For decision
trees, missing values are not problematic. Surrogate splitting rules
enable you to use the values of other input variables to perform a
split for observations with missing values. In SAS
Enterprise Miner, however, models such as regressions and neural networks
ignore observations altogether that contain missing values, which
reduces the size of the training data set. Less training data can
substantially weaken the predictive power of these models. To overcome
this obstacle of missing data, you can impute missing values before
you fit the models.
Tip
It is a particularly
good idea to impute missing values before fitting a model that ignores
observations with missing values if you plan to compare those models
with a decision tree. Model comparison is most appropriate between
models that are fit with the same set of observations.
To use
the Impute node to impute missing values, complete the
following steps:
-
Select
the
Modify tab on the Toolbar.
-
Select
the Impute node icon.
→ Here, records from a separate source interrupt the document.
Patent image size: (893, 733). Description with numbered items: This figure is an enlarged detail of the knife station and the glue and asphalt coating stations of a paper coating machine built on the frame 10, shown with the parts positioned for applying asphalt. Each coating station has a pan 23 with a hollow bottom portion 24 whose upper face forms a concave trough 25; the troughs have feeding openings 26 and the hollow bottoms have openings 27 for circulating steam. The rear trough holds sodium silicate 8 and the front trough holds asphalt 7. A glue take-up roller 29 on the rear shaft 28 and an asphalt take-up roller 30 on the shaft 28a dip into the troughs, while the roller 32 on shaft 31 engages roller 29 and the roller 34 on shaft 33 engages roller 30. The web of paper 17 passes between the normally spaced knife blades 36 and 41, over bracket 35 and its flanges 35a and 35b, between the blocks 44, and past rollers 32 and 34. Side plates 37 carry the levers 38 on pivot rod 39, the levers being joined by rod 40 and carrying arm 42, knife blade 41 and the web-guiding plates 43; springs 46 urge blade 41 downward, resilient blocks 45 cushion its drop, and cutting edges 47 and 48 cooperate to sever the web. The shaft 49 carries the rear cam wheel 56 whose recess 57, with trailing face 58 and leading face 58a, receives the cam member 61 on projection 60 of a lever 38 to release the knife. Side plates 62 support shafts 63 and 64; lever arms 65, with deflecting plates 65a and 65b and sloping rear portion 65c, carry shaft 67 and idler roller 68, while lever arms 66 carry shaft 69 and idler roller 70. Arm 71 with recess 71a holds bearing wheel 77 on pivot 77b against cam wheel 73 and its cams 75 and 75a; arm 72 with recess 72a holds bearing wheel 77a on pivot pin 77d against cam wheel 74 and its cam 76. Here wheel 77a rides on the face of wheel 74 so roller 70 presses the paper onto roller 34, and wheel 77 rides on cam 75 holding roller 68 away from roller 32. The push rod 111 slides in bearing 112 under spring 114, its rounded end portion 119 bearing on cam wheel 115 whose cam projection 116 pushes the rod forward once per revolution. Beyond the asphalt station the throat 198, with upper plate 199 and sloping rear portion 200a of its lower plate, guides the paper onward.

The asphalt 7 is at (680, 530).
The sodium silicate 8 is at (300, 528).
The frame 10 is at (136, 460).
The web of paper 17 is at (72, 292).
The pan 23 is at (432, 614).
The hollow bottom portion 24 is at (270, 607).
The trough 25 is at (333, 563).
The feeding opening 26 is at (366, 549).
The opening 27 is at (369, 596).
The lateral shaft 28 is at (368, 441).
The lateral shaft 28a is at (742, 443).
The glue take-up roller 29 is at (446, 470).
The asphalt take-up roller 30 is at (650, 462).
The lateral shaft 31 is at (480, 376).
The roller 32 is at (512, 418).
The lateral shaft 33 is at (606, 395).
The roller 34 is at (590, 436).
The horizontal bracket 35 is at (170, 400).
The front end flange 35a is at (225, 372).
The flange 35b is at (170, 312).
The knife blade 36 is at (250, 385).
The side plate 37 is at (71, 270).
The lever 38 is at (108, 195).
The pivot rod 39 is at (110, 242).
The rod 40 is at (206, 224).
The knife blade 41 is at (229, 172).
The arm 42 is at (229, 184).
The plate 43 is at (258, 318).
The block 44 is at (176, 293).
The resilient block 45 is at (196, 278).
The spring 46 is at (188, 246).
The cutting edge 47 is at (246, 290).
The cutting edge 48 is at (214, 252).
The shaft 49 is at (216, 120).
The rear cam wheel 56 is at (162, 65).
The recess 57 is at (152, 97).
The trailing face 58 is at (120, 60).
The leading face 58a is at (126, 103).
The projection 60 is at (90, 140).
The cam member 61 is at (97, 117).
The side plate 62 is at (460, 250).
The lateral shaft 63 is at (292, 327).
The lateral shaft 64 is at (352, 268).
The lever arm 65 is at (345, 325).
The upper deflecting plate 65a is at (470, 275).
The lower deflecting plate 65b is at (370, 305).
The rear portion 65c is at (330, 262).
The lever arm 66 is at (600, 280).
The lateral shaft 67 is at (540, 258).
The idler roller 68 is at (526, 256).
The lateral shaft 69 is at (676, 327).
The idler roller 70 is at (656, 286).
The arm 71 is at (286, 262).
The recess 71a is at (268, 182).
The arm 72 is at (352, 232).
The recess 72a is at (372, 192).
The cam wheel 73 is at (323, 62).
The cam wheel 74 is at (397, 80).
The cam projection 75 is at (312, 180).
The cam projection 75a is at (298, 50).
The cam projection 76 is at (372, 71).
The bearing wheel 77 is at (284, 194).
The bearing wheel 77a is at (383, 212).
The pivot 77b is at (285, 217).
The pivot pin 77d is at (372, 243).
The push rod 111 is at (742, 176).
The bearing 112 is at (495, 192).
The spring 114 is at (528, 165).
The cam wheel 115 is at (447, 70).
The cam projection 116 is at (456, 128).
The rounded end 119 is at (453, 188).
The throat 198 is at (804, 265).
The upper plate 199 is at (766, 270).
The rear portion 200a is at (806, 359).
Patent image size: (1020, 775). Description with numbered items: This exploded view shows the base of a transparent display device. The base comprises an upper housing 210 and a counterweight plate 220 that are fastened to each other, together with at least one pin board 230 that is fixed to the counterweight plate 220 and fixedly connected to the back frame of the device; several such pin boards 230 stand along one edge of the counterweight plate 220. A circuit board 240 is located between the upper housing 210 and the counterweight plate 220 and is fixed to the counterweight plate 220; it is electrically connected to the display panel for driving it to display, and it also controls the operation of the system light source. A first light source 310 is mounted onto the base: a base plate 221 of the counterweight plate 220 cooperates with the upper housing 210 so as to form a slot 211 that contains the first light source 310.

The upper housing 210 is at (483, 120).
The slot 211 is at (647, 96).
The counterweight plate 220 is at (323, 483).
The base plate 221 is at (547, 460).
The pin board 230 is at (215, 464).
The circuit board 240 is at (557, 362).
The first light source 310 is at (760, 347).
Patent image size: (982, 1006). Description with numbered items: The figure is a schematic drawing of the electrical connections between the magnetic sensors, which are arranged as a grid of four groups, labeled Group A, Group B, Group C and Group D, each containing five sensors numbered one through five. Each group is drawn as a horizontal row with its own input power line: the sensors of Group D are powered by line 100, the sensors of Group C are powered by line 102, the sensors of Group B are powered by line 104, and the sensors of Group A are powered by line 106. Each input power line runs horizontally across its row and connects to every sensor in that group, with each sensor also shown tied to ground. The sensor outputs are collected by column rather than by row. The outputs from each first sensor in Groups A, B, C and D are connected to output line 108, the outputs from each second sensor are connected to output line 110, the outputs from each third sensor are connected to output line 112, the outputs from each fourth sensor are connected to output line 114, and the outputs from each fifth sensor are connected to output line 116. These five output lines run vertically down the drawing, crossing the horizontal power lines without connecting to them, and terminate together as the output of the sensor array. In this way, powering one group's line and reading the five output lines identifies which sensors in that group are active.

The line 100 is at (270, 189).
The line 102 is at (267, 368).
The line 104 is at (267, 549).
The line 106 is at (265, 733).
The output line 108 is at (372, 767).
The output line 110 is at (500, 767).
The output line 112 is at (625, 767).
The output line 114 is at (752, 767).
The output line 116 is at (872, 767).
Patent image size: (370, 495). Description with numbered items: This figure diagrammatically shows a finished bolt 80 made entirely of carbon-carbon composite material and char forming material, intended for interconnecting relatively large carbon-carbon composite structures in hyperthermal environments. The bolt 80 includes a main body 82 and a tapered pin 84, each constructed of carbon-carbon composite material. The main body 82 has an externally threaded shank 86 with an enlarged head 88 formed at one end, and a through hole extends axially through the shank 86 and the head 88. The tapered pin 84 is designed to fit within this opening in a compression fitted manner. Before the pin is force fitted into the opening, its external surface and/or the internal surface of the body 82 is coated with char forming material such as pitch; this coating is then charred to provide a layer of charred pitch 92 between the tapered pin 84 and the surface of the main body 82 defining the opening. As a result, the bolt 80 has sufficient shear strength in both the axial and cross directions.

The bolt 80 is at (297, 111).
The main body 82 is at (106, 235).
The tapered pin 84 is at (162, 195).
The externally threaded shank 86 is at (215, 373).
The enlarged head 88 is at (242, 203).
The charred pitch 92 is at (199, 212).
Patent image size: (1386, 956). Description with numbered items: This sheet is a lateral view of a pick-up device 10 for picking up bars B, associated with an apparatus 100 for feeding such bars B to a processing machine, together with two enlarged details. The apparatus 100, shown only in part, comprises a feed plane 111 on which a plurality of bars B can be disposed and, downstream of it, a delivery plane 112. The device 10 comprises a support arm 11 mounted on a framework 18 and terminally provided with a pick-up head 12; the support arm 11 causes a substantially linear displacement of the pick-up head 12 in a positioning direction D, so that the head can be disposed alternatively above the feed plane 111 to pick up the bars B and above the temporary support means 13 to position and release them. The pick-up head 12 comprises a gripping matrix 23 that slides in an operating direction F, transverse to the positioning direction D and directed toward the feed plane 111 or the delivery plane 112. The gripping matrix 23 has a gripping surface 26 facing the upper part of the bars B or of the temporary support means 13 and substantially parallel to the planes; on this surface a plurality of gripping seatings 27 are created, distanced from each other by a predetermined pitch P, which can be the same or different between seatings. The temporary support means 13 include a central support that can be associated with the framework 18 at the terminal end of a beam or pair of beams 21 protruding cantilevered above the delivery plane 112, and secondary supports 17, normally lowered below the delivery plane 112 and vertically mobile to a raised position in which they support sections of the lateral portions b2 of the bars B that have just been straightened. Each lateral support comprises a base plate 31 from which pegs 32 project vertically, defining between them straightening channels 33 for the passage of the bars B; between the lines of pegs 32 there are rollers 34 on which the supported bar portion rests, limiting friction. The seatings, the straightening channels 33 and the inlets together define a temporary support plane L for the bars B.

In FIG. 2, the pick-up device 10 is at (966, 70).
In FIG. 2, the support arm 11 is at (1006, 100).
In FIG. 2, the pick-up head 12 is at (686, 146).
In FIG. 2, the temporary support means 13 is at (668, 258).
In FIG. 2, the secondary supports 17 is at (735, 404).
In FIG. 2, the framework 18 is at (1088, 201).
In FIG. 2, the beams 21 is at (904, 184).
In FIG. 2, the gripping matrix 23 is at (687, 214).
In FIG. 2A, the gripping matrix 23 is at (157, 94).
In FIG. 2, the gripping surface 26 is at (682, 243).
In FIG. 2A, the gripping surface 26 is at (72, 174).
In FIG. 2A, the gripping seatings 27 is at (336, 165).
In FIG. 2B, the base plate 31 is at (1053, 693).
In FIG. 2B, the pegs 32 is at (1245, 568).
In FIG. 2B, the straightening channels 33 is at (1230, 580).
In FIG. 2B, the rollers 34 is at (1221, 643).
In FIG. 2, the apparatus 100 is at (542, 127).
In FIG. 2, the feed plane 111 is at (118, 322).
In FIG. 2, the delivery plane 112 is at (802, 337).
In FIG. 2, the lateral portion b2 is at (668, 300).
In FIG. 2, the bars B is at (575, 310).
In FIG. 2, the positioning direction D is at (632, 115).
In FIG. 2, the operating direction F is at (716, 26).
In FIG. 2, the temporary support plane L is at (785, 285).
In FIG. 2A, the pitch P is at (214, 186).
Drag the node into the Diagram Workspace.
-
Connect
the Replacement node to the Impute node.
-
Select
the Impute node. In the Properties Panel, scroll down to view the
Train properties:
-
For class variables, click on the
value of
Default Input Method and select
Tree Surrogate from the drop-down menu that appears.
-
For interval variables, click on
the value of
Default Input Method and select
Median from the drop-down menu that appears.
The default
input method specifies which is the default statistic to use to impute
missing values. In this example, the values of missing interval variables
are replaced by the median of the nonmissing values. This statistic
is less sensitive to extreme values than the mean or midrange and
is therefore useful for imputation of missing values from skewed distributions.
The values of missing class variables, in this example, are imputed
using predicted values from a decision tree. For each class variable,
SAS Enterprise Miner builds a decision tree (in this case, potentially
using surrogate splitting rules) with that variable as the target
and the other input variables as predictors.
-
In the
Diagram Workspace, right-click the Impute node, and select
Run from the resulting menu. Click
Yes in the confirmation window that opens.
-
In the
window that appears when processing completes, click
OK.
Note: In the data
that is exported from the Impute node, a new variable is created for
each variable for which missing values are imputed. The original variable
is not overwritten. Instead, the new variable has the same name as
the original variable but is prefaced with IMP_. The original version
of each variable also exists in the exported data and has the role
Rejected
. In this example, SES and URBANICITY have
values replaced and then imputed. Therefore, in addition to the original
version, each of these variables has a version in the exported data
that is prefaced by IMP_REP_.